E sua canção me parece tão familiar quanto ela mesma.
— Há memórias no lugar/ Onde o Vento Norte encontrar o mar/ Durma logo e verá/ O Rio te leva a se encontrar. — Ao cantar, a deusa caminha em minha direção, como as nuvens que se preparam para cobrir o céu. — Suas águas vão trazer/ Os segredos que você não vê/ Siga a sua intuição/ Pra não perder a direção...
Ao mover o pé para ir ao seu encontro, a deusa se desintegra num pequeno tornado de neve, que é levado pela brisa congelante.
— Espera!
Ergo a mão, como que para tocá-la, sem sucesso.
Sua canção parece soar além das árvores cobertas de gelo.
— A voz de longe irá soar/ E te alcançar onde estiver/ Não deixe o Medo atrapalhar/ Ao enfrentar o que o Rio trouxer...
De alguma forma maluca que só acontece em sonhos, a neve já não está mais me atrapalhando. Avanço pelas árvores, desviando de agulhas de pinheiro e galhos retorcidos com estalactites de gelo em miniatura. Volto a encontrar a deusa, parada em frente ao rio que resiste ao congelamento do inverno, carregando algumas placas de gelo na correnteza.
— Há memórias no lugar/ Onde a mãe sempre vai lembrar — ela entoa os versos finais. — Lembre disso ao me chamar/ E ao se perder, vai se encontrar.

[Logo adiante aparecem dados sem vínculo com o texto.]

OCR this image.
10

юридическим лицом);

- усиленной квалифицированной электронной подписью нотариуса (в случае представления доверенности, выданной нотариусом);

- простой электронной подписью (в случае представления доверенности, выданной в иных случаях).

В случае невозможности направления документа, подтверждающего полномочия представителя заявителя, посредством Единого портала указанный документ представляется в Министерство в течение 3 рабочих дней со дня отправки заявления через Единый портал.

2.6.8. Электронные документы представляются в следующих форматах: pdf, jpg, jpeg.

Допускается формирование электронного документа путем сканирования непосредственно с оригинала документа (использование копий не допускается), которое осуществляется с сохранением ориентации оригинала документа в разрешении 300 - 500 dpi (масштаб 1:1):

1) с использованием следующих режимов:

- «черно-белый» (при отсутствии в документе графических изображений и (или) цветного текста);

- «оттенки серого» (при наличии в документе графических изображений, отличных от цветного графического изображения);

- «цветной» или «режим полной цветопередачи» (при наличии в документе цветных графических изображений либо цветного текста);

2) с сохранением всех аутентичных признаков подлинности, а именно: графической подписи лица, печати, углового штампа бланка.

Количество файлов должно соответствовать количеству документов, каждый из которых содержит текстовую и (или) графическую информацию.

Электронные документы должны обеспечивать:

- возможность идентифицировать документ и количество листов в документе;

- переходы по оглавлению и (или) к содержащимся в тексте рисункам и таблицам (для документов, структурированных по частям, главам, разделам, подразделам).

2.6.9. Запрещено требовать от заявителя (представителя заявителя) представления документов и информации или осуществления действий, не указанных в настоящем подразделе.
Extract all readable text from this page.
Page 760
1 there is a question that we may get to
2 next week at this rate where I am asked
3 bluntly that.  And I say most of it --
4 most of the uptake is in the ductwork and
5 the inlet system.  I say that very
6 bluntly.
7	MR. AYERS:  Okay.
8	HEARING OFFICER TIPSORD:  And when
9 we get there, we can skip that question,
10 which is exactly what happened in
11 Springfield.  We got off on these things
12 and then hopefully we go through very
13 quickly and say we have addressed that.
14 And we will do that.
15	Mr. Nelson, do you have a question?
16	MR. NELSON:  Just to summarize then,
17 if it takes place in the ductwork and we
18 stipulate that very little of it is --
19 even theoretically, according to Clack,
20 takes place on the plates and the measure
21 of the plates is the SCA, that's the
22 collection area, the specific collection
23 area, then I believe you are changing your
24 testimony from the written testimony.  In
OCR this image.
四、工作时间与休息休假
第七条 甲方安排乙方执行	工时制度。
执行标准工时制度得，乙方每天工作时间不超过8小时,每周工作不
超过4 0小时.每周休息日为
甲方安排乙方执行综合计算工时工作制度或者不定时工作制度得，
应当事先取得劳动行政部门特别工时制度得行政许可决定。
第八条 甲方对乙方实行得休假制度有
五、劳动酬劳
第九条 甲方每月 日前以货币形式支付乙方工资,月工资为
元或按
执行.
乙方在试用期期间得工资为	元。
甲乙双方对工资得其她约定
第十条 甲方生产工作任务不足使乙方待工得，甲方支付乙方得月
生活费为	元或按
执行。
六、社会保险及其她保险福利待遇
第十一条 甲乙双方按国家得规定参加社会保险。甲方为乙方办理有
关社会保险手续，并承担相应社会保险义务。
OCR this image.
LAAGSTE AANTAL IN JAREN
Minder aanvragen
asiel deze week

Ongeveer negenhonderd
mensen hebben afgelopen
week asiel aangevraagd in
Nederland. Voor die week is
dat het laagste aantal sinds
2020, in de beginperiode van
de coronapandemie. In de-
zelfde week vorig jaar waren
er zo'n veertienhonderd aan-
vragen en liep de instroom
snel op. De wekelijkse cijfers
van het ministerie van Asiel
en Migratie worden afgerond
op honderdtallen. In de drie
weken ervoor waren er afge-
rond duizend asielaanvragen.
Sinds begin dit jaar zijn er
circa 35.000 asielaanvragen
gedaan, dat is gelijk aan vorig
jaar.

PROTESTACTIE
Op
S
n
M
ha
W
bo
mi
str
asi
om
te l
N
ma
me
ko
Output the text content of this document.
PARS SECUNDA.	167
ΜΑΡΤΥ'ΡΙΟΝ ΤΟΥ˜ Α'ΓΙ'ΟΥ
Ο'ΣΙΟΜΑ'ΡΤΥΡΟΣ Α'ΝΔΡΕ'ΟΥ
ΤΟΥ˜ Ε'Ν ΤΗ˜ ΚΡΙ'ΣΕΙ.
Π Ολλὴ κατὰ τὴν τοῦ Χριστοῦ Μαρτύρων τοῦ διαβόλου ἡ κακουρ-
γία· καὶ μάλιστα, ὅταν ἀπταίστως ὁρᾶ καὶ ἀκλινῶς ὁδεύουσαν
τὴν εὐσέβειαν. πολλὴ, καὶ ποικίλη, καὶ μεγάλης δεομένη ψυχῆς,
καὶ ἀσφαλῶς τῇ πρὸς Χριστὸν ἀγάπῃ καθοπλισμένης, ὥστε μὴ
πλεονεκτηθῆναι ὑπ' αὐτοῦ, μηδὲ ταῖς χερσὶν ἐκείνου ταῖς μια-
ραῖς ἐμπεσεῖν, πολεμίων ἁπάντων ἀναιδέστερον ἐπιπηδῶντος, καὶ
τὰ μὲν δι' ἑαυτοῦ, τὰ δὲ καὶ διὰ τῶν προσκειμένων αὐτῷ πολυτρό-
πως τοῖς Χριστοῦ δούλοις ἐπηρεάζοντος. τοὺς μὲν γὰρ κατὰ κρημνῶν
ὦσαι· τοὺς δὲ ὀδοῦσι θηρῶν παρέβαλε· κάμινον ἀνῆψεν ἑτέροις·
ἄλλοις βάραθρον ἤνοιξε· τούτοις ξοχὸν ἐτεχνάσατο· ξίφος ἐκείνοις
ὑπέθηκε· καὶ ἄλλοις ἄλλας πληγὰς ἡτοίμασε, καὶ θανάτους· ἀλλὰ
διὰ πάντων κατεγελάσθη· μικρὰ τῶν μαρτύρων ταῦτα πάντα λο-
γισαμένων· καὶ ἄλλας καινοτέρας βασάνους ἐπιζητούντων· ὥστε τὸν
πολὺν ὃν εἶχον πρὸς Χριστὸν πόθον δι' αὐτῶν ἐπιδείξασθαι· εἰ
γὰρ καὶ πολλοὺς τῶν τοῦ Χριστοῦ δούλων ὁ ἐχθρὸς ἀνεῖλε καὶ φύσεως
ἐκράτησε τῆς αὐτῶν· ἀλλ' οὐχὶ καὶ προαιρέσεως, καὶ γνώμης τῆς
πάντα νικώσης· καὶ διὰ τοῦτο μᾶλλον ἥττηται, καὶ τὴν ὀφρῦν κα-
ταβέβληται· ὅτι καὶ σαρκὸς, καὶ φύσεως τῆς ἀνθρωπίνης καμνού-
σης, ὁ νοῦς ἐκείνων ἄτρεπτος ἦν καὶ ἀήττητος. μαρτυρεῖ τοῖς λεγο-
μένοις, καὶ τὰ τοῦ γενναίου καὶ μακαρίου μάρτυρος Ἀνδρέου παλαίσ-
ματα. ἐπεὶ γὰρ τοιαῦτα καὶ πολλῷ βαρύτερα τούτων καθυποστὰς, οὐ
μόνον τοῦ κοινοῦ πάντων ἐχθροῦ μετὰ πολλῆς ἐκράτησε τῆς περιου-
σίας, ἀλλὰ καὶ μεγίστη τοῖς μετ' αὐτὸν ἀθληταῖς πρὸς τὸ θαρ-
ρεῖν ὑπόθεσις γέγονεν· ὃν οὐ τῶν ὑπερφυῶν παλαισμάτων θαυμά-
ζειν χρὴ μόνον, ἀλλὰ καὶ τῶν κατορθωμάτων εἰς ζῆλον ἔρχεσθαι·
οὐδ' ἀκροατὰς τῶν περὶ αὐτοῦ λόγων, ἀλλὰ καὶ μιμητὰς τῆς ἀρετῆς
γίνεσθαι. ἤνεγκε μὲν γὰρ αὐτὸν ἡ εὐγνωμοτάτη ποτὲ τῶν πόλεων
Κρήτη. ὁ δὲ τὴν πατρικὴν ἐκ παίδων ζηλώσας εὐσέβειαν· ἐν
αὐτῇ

Ao olhar para mim, por cima do ombro, já não é mais o rosto severo de uma deusa invernal que encontro, mas o rosto doce e sereno da minha mãe. Um sorriso cheio de ternura ilumina os olhos, de íris azuis cintilantes como topázios, iguais aos de Elsa.
Pisco, surpresa.
— Mãe? — Meu coração se aperta.
E o sonho acaba.
Quando abro os olhos, vejo o tecido do teto de uma tenda. Roncos suaves chamam minha atenção e flagro Kristoff ao meu lado, dormindo sentado num banquinho, numa posição bem desconfortável, com o pescoço torto. Há uma manta me cobrindo e estou sobre um saco de dormir. Me coloco sentada. Minhas têmporas latejam e reparo que há unguentos e curativos em arranhões pelo meu braço.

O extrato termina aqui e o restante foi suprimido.